The PDs, on 3 per cent, would also be hard pressed to retain their eight seats, although local factors will count for them more than national performance. There is no doubt that on these figures, the current Coalition would be ejected from office.
But the poll provides a reality check for Fine Gael and the Labour Party too. Fine Gael's recovery in June from the dreadful 2002 general election result led to suggestions it was on an inexorable upward march back to success and power. But this week's 24 per cent figure remains unchanged since June.
In a general election Fine Gael would win back a significant number of the seats lost in 2002 when it secured just 22 per cent of the vote. However, it has considerably more ground to make up to get to the 28 per cent on which it won 54 seats in 1997.
Labour's vote has been heading in the wrong direction for several polls and on this 13 per cent showing it would make few gains. There is no doubt that on these figures, Fine Gael, Labour and the Green Party together would not come close to winning the 25 seats they need to win a majority.
Both blocs, therefore, have a lot of work to do to persuade voters to give them the mandates they seek. The 12 per cent which intends to vote for Sinn Féin and the 10 per cent which intends to vote for small parties and Independents means close to one in four voters intend to vote for neither combination.
However, Fianna Fáil can also take encouragement from the poll. Most important are the substantial increases both in satisfaction with the Government and with the performance of the Taoiseach, Mr Ahern. Both are at their highest levels since they plummeted after the 2002 election when many voters felt they had been conned.
Now there are signs too that support for Fianna Fáil, as well as the Government and Taoiseach, is creeping up. It languished at 30-33 per cent for a year up to last February but is now at 35 per cent. The party remains a long way below the 41.5 per cent it achieved in the 2002 general election. However, the party support figures, and the increased satisfaction with the Government and Taoiseach suggest that the attempt to recast the Government's image, with the recent reshuffle, has had a positive effect.
Fine Gael can take some encouragement too. Its party support figure is static at 24 per cent, which is higher than the 20-22 per cent range achieved post-2002. More importantly, Enda Kenny is at last a party leader about whom voters have something positive to say.
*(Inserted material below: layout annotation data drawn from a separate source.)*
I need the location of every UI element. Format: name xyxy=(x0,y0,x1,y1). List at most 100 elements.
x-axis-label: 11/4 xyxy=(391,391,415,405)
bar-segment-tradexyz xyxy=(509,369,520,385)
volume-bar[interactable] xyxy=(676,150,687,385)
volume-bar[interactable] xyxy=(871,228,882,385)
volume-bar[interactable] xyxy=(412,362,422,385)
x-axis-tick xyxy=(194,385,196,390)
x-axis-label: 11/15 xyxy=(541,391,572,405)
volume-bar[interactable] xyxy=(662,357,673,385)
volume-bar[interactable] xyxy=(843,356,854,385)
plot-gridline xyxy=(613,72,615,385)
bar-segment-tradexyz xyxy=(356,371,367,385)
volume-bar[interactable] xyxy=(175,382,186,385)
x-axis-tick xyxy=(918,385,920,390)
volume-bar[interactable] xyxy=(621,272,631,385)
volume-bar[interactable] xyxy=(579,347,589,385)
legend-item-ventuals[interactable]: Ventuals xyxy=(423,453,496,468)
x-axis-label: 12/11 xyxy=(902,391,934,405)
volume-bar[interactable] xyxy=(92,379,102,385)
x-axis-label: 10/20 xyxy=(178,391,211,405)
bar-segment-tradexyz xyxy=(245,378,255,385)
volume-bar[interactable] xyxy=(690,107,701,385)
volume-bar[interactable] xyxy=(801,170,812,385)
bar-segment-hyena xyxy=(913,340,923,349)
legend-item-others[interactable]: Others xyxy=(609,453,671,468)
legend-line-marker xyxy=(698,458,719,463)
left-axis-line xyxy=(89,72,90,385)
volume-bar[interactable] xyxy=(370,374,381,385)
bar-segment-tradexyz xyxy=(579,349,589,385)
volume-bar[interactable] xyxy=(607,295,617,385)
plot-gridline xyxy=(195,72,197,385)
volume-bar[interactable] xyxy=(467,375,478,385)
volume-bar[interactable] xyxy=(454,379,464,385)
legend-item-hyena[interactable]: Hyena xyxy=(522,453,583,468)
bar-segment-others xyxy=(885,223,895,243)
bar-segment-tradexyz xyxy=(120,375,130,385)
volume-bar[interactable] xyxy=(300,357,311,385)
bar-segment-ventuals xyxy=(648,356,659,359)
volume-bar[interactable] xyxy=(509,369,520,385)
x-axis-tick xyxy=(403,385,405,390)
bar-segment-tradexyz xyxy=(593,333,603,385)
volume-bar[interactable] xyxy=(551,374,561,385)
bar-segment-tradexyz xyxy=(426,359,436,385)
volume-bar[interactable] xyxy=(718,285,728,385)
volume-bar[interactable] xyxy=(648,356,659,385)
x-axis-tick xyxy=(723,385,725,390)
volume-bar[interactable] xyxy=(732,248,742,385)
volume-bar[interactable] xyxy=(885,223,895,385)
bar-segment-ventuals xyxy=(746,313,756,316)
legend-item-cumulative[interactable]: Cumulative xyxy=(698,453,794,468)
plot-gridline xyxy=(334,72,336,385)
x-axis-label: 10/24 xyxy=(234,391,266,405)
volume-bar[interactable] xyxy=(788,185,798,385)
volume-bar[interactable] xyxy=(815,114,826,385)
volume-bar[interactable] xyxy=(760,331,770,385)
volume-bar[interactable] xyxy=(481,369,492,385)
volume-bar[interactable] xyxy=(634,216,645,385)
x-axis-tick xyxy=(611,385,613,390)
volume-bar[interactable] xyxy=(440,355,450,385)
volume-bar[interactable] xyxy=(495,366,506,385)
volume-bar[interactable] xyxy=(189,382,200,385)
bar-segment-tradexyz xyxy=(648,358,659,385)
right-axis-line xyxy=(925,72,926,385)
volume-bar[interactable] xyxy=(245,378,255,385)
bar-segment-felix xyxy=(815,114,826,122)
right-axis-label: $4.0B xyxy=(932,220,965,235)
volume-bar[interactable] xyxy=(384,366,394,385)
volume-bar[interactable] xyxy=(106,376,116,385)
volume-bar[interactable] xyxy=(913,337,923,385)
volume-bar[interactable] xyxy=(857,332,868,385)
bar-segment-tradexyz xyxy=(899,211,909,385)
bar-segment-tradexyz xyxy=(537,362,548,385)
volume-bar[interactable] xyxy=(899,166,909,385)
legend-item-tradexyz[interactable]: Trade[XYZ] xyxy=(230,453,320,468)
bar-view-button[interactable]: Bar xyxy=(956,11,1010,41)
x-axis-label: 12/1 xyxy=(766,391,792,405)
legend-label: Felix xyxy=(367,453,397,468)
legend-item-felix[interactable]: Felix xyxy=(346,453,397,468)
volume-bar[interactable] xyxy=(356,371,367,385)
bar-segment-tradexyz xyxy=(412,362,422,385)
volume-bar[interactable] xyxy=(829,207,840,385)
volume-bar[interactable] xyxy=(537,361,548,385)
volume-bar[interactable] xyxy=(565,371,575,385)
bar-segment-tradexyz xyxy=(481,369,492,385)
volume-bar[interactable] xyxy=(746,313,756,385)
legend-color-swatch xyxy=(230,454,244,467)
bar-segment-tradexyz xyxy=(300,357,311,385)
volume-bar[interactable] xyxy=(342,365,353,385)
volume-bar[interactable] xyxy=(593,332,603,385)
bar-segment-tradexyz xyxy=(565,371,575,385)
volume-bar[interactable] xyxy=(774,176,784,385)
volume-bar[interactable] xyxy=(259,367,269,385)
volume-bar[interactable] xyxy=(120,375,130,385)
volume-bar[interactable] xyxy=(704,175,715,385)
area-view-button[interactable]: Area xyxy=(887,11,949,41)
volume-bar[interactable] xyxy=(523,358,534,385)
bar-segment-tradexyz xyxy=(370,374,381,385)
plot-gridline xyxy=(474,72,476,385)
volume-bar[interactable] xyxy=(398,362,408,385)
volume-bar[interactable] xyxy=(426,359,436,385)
For most of his two years in the job, large swathes of voters have had no view of him at all, and those who had were evenly divided between those who approved and disapproved of him.
Now he has 46 per cent satisfied with him and just 25 per cent dissatisfied, putting him up there with the main party leaders and at his highest rating since becoming leader.
Where the leader's rating goes, the party's rating often follows, and Fine Gael will expect that the new stature of Mr Kenny will translate into higher Fine Gael support in the future.
For Labour this is the fifth decline in a row. Party support and approval of the performance of Pat Rabbitte may have been affected because of the negative effect of their handling of the presidency issue; whether or not to run Mr Michael D. Higgins for the office. Mr Rabbitte's personal satisfaction rating is nevertheless up five percentage points and he remains marginally ahead of Mr Kenny. But the downward party support trend to 13 per cent, compared to a 22 per cent high in May 2003 after a successful party conference, will worry the party's strategists.
They will also be worried by the failure, so far, to revive Labour fortunes with the plan to coalesce with Fine Gael. Supporters of the coming together of a Fine Gael/Labour/Green Party alternative hope that the whole will be greater than the sum of its parts.
The poll shows no evidence so far of such a groundswell. Offered to voters as separate parties, Fine Gael, Labour and the Green Party combined have a lead of three percentage points over the Fianna Fáil/PD combination. But offered to voters as an alternative government, they failed to attract any greater support than the current Fianna Fáil/PD combination.
Of course a substantial number of don't knows remain. Also, if an alternative government combination is on offer, those who vote for each of the component parties will be more inclined to give their lower preferences to the other parties in the combination, thus boosting each of the parties. But it appears that so far, the signal that a Fine Gael/Labour coalition - possibly including the Greens - may be on offer at the next election has not grabbed the imagination of voters.